1 ^[[4;36;1mSQL (0.0ms)^[[0m   ^[[0;1mMysql::Error: Unknown table
2 'expense_reports': DROP TABLE expense_reports^[[0m
3   ^[[4;35;1mSQL (3.2ms)^[[0m   ^[[0mCREATE TABLE expense_reports ('id'
4 int(11) DEFAULT NULL auto_increment PRIMARY KEY, 'user_id' int(11))


Wilson Says ...

Almost nobody I meet seems to know how to display colorized logs in a pager. The -R option tells less to output “raw” control characters to the screen.



Syslog

UNIX-like systems have a system service called syslog. For various reasons, it might be a better choice for production logging of your Rails applications.

• Finer-grained control over logging levels and content is offered.

• Consolidation of logger output for multiple Rails applications is possible.
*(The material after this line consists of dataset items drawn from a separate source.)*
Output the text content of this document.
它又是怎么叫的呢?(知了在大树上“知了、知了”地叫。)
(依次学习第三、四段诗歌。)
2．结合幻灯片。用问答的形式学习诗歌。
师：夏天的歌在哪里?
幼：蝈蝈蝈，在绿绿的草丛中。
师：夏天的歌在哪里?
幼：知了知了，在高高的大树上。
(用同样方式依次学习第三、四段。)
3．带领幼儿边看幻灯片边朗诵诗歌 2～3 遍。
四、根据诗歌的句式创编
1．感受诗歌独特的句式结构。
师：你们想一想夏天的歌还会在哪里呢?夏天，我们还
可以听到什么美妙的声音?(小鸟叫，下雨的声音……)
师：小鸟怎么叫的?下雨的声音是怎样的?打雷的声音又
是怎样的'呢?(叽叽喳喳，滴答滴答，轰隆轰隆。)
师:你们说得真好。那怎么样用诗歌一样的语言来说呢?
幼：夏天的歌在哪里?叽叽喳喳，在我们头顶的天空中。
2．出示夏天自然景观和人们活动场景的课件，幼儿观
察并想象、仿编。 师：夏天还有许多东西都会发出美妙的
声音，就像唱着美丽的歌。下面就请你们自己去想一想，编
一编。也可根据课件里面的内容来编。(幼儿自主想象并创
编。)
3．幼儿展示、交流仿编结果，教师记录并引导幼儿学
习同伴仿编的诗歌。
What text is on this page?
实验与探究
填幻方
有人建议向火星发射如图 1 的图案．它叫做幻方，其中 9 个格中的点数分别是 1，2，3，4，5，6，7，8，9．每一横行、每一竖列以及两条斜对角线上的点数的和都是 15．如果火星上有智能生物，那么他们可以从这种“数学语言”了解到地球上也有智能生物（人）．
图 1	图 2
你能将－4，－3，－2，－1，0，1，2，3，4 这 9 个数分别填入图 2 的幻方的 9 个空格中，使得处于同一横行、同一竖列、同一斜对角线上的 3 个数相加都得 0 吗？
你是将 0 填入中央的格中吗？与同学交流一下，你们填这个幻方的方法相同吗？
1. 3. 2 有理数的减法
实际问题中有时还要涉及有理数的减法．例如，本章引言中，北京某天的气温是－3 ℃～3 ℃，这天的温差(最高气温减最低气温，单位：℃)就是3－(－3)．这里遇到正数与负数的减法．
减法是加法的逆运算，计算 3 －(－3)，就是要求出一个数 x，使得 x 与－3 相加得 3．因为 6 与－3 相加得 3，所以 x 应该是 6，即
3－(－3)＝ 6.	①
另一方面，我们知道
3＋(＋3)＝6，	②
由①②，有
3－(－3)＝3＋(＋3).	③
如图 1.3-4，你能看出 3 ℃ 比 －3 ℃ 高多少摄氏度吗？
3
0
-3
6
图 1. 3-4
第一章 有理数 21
• If you’re using remote syslog capabilities of many systems, consolidation of logger output for multiple Rails application servers is possible. Contrast with having to handle individual log files on each application server box separately.

You can use Eric Hodel’s SyslogLogger11 to interface your Rails application to syslog.

11. http://docs.seattlerb.org/SyslogLogger/


1.9 Conclusion

We’ve kicked off our Rails journey by covering Bundler in fairly good detail and then reviewing the different environments in which Rails executes and how it loads its dependencies, including your application code. An in-depth look at config/application.rb and its per-mode variants revealed how we can customize Rails behavior to our taste.